Первым на пути был кабинет Кунцевой. Заглянув в приёмную и никого не застав, я обошла рабочий стол и открыла маленький холодильник, зажатый между шкафом и тумбой. В тот же момент открылась дверь и главврач собственной персоной обратилась ко мне с вопросом:
– Нина Викторовна, могу я вам чем-то помочь?
Нимало не смутившись, я обернулась к Кунцевой.
– Пытаюсь стащить сливки для кофе, но пока безуспешно.
– Я как раз послала Наташу в кафетерий: у нас тоже закончились. Придётся вам подождать.
– Спасибо, Людмила Борисовна, я, пожалуй, подойду попозже.
– Нет, вы не торопитесь. У меня есть разговор. Я направляю к вам женщину на биопсию молочной железы. Интересный случай: на маммограмме и на ультразвуковом исследовании определяется образование, по всем показателям доброкачественное. Основной симптом – боль, причём болевой синдром необыкновенный: пациентка жалуется, что примерно в течение года чувствует сильное жжение и стреляющую боль в молочной железе, когда принимает холодный душ или купается в бассейне. Последнее время отмечает усиление боли, которая стала появляться даже при простом прикосновении к груди.

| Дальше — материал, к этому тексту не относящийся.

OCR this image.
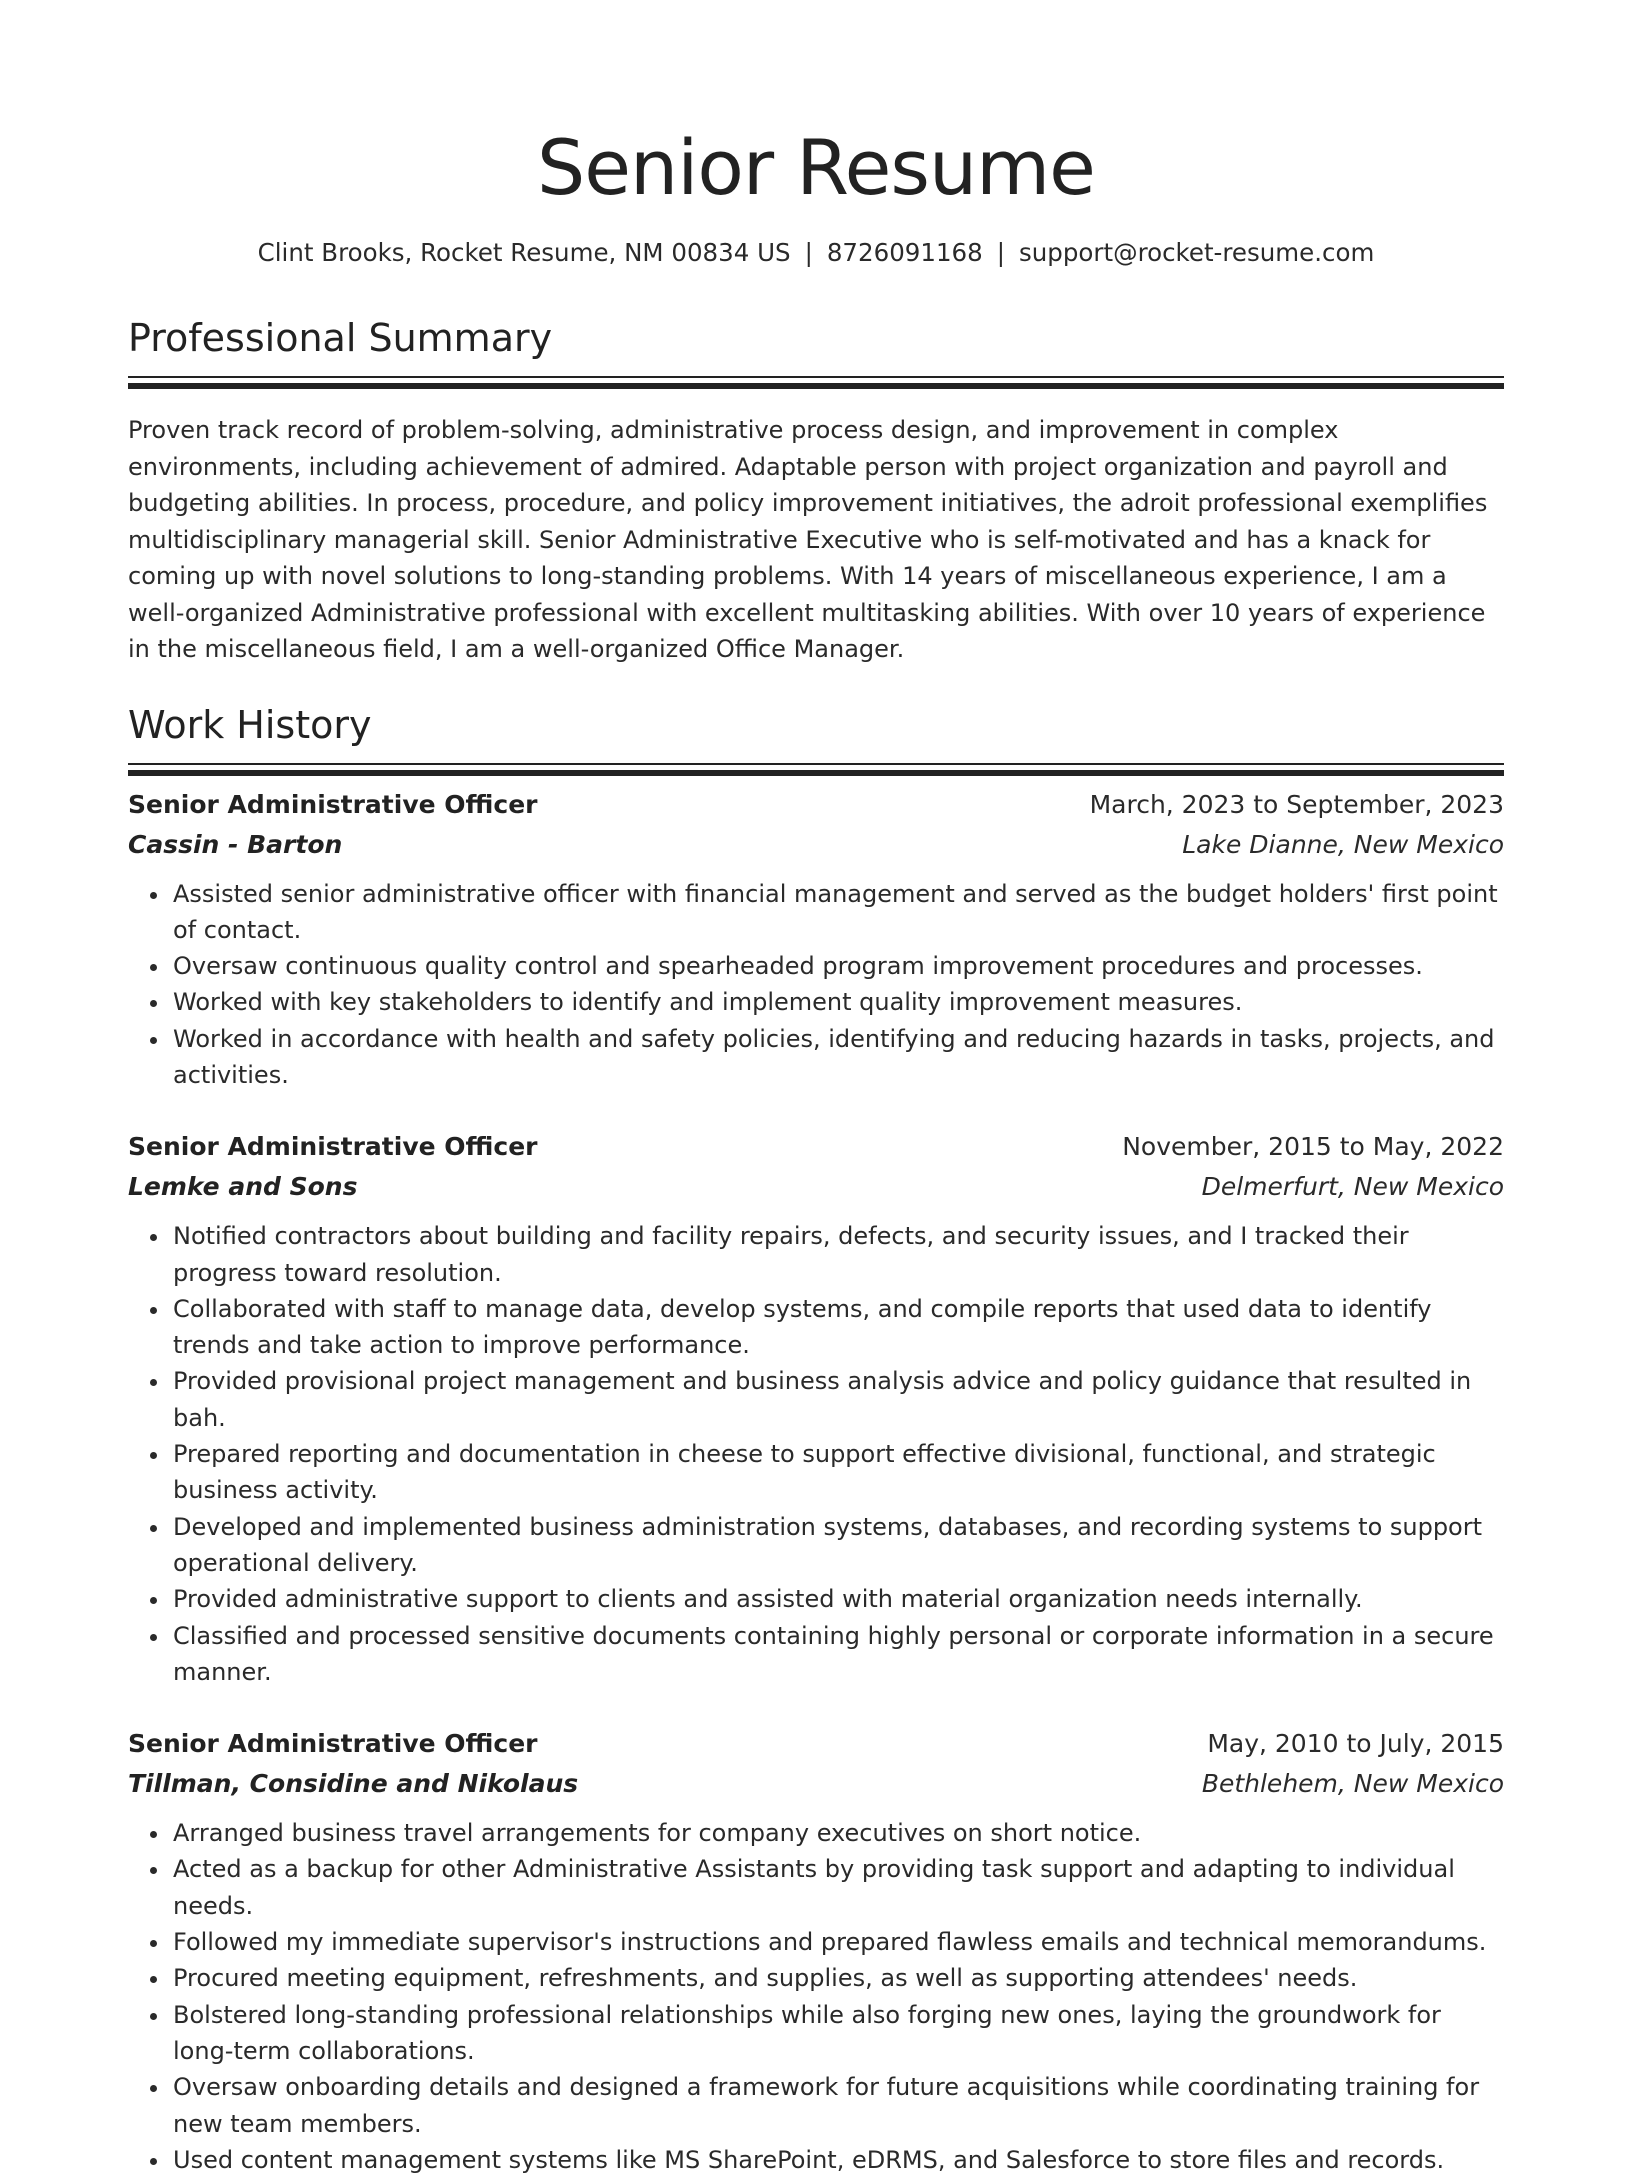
Senior Resume
Clint Brooks, Rocket Resume, NM 00834 US | 8726091168 | support@rocket-resume.com
Professional Summary

Proven track record of problem-solving, administrative process design, and improvement in complex environments, including achievement of admired. Adaptable person with project organization and payroll and budgeting abilities. In process, procedure, and policy improvement initiatives, the adroit professional exemplifies multidisciplinary managerial skill. Senior Administrative Executive who is self-motivated and has a knack for coming up with novel solutions to long-standing problems. With 14 years of miscellaneous experience, I am a well-organized Administrative professional with excellent multitasking abilities. With over 10 years of experience in the miscellaneous field, I am a well-organized Office Manager.

Work History
Senior Administrative Officer	March, 2023 to September, 2023
Cassin - Barton	Lake Dianne, New Mexico
• Assisted senior administrative officer with financial management and served as the budget holders' first point of contact.
• Oversaw continuous quality control and spearheaded program improvement procedures and processes.
• Worked with key stakeholders to identify and implement quality improvement measures.
• Worked in accordance with health and safety policies, identifying and reducing hazards in tasks, projects, and activities.
Senior Administrative Officer	November, 2015 to May, 2022
Lemke and Sons	Delmerfurt, New Mexico
• Notified contractors about building and facility repairs, defects, and security issues, and I tracked their progress toward resolution.
• Collaborated with staff to manage data, develop systems, and compile reports that used data to identify trends and take action to improve performance.
• Provided provisional project management and business analysis advice and policy guidance that resulted in bah.
• Prepared reporting and documentation in cheese to support effective divisional, functional, and strategic business activity.
• Developed and implemented business administration systems, databases, and recording systems to support operational delivery.
• Provided administrative support to clients and assisted with material organization needs internally.
• Classified and processed sensitive documents containing highly personal or corporate information in a secure manner.
Senior Administrative Officer	May, 2010 to July, 2015
Tillman, Considine and Nikolaus	Bethlehem, New Mexico
• Arranged business travel arrangements for company executives on short notice.
• Acted as a backup for other Administrative Assistants by providing task support and adapting to individual needs.
• Followed my immediate supervisor's instructions and prepared flawless emails and technical memorandums.
• Procured meeting equipment, refreshments, and supplies, as well as supporting attendees' needs.
• Bolstered long-standing professional relationships while also forging new ones, laying the groundwork for long-term collaborations.
• Oversaw onboarding details and designed a framework for future acquisitions while coordinating training for new team members.
• Used content management systems like MS SharePoint, eDRMS, and Salesforce to store files and records.
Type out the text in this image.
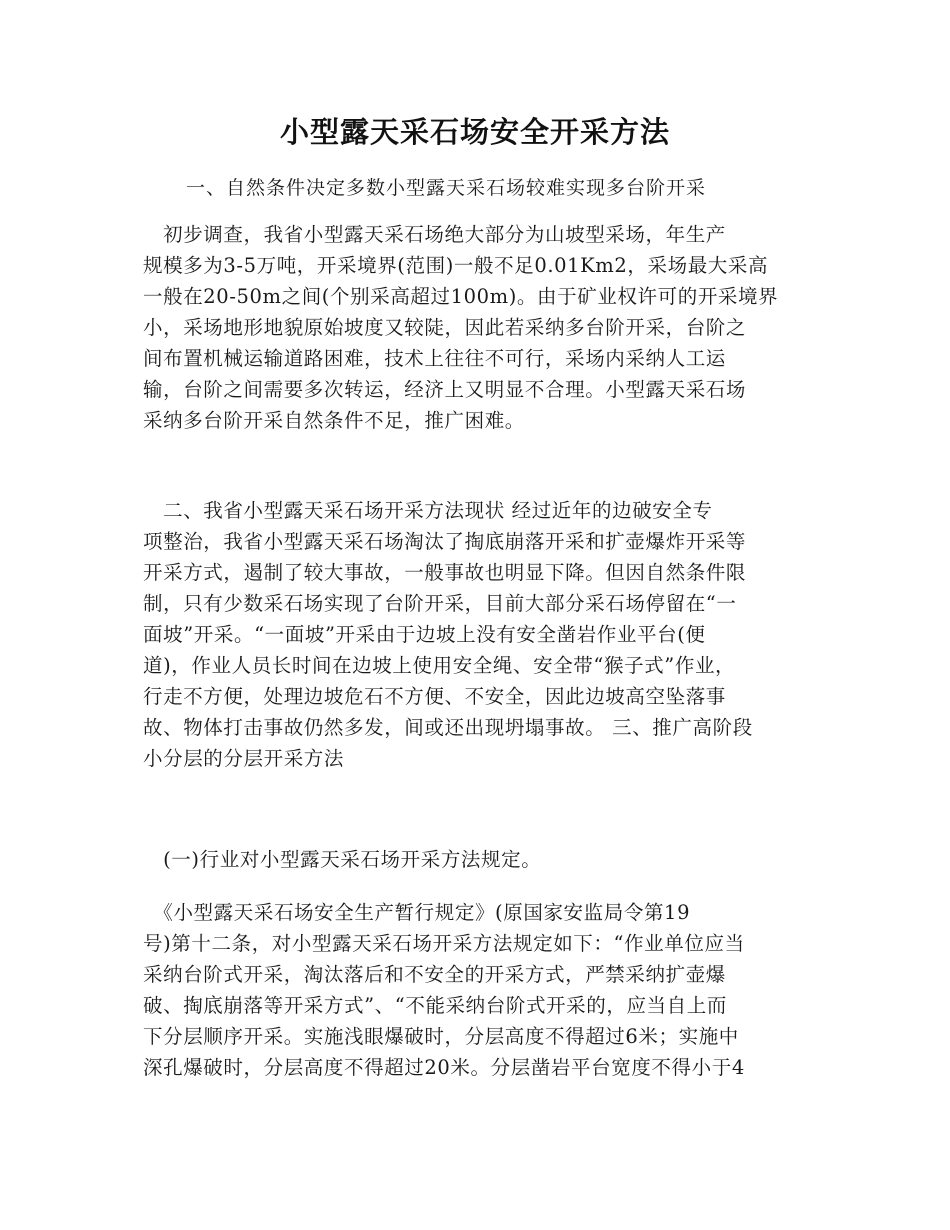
小型露天采石场安全开采方法
一、自然条件决定多数小型露天采石场较难实现多台阶开采
　初步调查，我省小型露天采石场绝大部分为山坡型采场，年生产
规模多为3-5万吨，开采境界(范围)一般不足0.01Km2，采场最大采高
一般在20-50m之间(个别采高超过100m)。由于矿业权许可的开采境界
小，采场地形地貌原始坡度又较陡，因此若采纳多台阶开采，台阶之
间布置机械运输道路困难，技术上往往不可行，采场内采纳人工运
输，台阶之间需要多次转运，经济上又明显不合理。小型露天采石场
采纳多台阶开采自然条件不足，推广困难。
　二、我省小型露天采石场开采方法现状 经过近年的边破安全专
项整治，我省小型露天采石场淘汰了掏底崩落开采和扩壶爆炸开采等
开采方式，遏制了较大事故，一般事故也明显下降。但因自然条件限
制，只有少数采石场实现了台阶开采，目前大部分采石场停留在“一
面坡”开采。“一面坡”开采由于边坡上没有安全凿岩作业平台(便
道)，作业人员长时间在边坡上使用安全绳、安全带“猴子式”作业，
行走不方便，处理边坡危石不方便、不安全，因此边坡高空坠落事
故、物体打击事故仍然多发，间或还出现坍塌事故。 三、推广高阶段
小分层的分层开采方法
　(一)行业对小型露天采石场开采方法规定。
　《小型露天采石场安全生产暂行规定》(原国家安监局令第19
号)第十二条，对小型露天采石场开采方法规定如下：“作业单位应当
采纳台阶式开采，淘汰落后和不安全的开采方式，严禁采纳扩壶爆
破、掏底崩落等开采方式”、“不能采纳台阶式开采的，应当自上而
下分层顺序开采。实施浅眼爆破时，分层高度不得超过6米；实施中
深孔爆破时，分层高度不得超过20米。分层凿岩平台宽度不得小于4
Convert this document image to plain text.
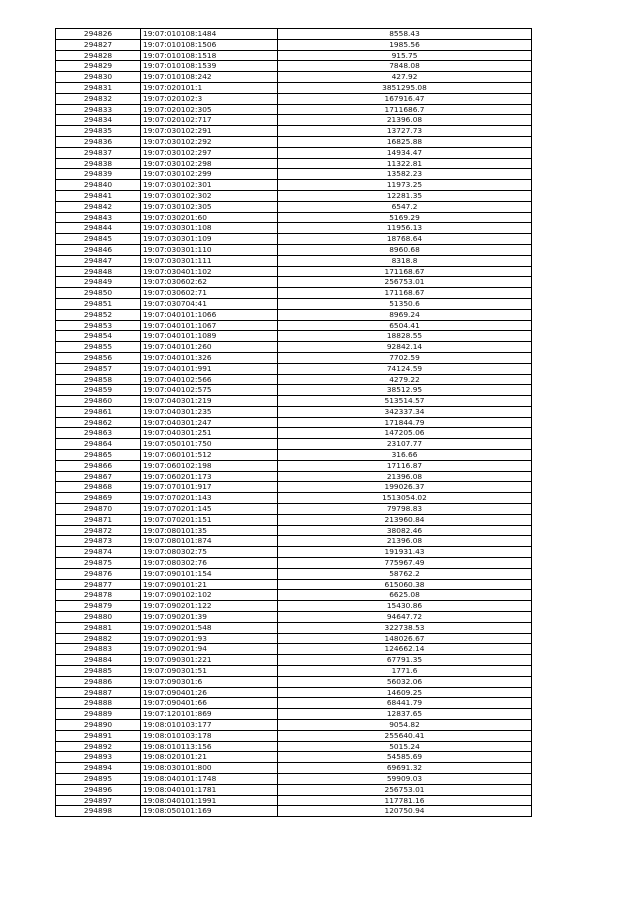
294826	19:07:010108:1484	8558.43
294827	19:07:010108:1506	1985.56
294828	19:07:010108:1518	915.75
294829	19:07:010108:1539	7848.08
294830	19:07:010108:242	427.92
294831	19:07:020101:1	3851295.08
294832	19:07:020102:3	167916.47
294833	19:07:020102:305	1711686.7
294834	19:07:020102:717	21396.08
294835	19:07:030102:291	13727.73
294836	19:07:030102:292	16825.88
294837	19:07:030102:297	14934.47
294838	19:07:030102:298	11322.81
294839	19:07:030102:299	13582.23
294840	19:07:030102:301	11973.25
294841	19:07:030102:302	12281.35
294842	19:07:030102:305	6547.2
294843	19:07:030201:60	5169.29
294844	19:07:030301:108	11956.13
294845	19:07:030301:109	18768.64
294846	19:07:030301:110	8960.68
294847	19:07:030301:111	8318.8
294848	19:07:030401:102	171168.67
294849	19:07:030602:62	256753.01
294850	19:07:030602:71	171168.67
294851	19:07:030704:41	51350.6
294852	19:07:040101:1066	8969.24
294853	19:07:040101:1067	6504.41
294854	19:07:040101:1089	18828.55
294855	19:07:040101:260	92842.14
294856	19:07:040101:326	7702.59
294857	19:07:040101:991	74124.59
294858	19:07:040102:566	4279.22
294859	19:07:040102:575	38512.95
294860	19:07:040301:219	513514.57
294861	19:07:040301:235	342337.34
294862	19:07:040301:247	171844.79
294863	19:07:040301:251	147205.06
294864	19:07:050101:750	23107.77
294865	19:07:060101:512	316.66
294866	19:07:060102:198	17116.87
294867	19:07:060201:173	21396.08
294868	19:07:070101:917	199026.37
294869	19:07:070201:143	1513054.02
294870	19:07:070201:145	79798.83
294871	19:07:070201:151	213960.84
294872	19:07:080101:35	38082.46
294873	19:07:080101:874	21396.08
294874	19:07:080302:75	191931.43
294875	19:07:080302:76	775967.49
294876	19:07:090101:154	58762.2
294877	19:07:090101:21	615060.38
294878	19:07:090102:102	6625.08
294879	19:07:090201:122	15430.86
294880	19:07:090201:39	94647.72
294881	19:07:090201:548	322738.53
294882	19:07:090201:93	148026.67
294883	19:07:090201:94	124662.14
294884	19:07:090301:221	67791.35
294885	19:07:090301:51	1771.6
294886	19:07:090301:6	56032.06
294887	19:07:090401:26	14609.25
294888	19:07:090401:66	68441.79
294889	19:07:120101:869	12837.65
294890	19:08:010103:177	9054.82
294891	19:08:010103:178	255640.41
294892	19:08:010113:156	5015.24
294893	19:08:020101:21	54585.69
294894	19:08:030101:800	69691.32
294895	19:08:040101:1748	59909.03
294896	19:08:040101:1781	256753.01
294897	19:08:040101:1991	117781.16
294898	19:08:050101:169	120750.94
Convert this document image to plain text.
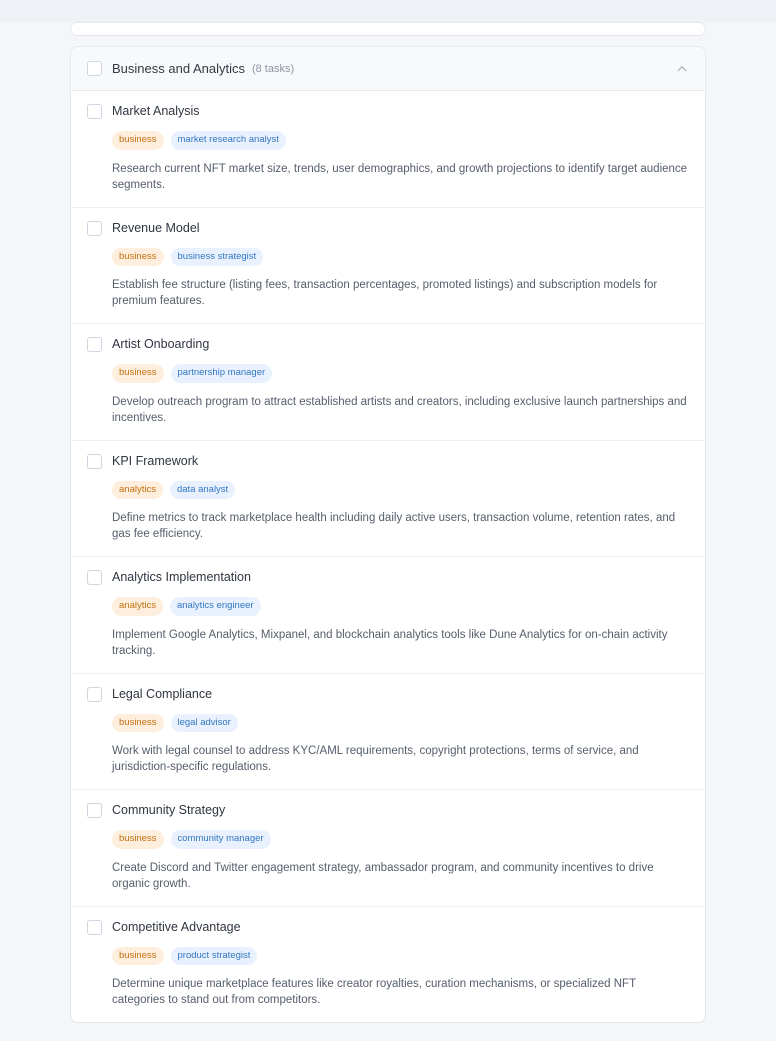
Business and Analytics (8 tasks)
Market Analysis
business	market research analyst
Research current NFT market size, trends, user demographics, and growth projections to identify target audience segments.
Revenue Model
business	business strategist
Establish fee structure (listing fees, transaction percentages, promoted listings) and subscription models for premium features.
Artist Onboarding
business	partnership manager
Develop outreach program to attract established artists and creators, including exclusive launch partnerships and incentives.
KPI Framework
analytics	data analyst
Define metrics to track marketplace health including daily active users, transaction volume, retention rates, and gas fee efficiency.
Analytics Implementation
analytics	analytics engineer
Implement Google Analytics, Mixpanel, and blockchain analytics tools like Dune Analytics for on-chain activity tracking.
Legal Compliance
business	legal advisor
Work with legal counsel to address KYC/AML requirements, copyright protections, terms of service, and jurisdiction-specific regulations.
Community Strategy
business	community manager
Create Discord and Twitter engagement strategy, ambassador program, and community incentives to drive organic growth.
Competitive Advantage
business	product strategist
Determine unique marketplace features like creator royalties, curation mechanisms, or specialized NFT categories to stand out from competitors.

Женщина не может носить бюстгальтер и любую облегающую одежду. Онкологических заболеваний в истории нет.
– Гломусная опухоль, – заметила я сама себе.
– Простите, что вы сказали?
– Гломусная опухоль – glomus tumor. Я описывала подобный случай в моей статье три года назад. Довольно редко встречается в молочных железах.
– Только посмотрите, какая вы у нас умница, Нина Викторовна! А ведь все ставят фиброаденому, даже наш маммолог! И никто не может объяснить характер боли.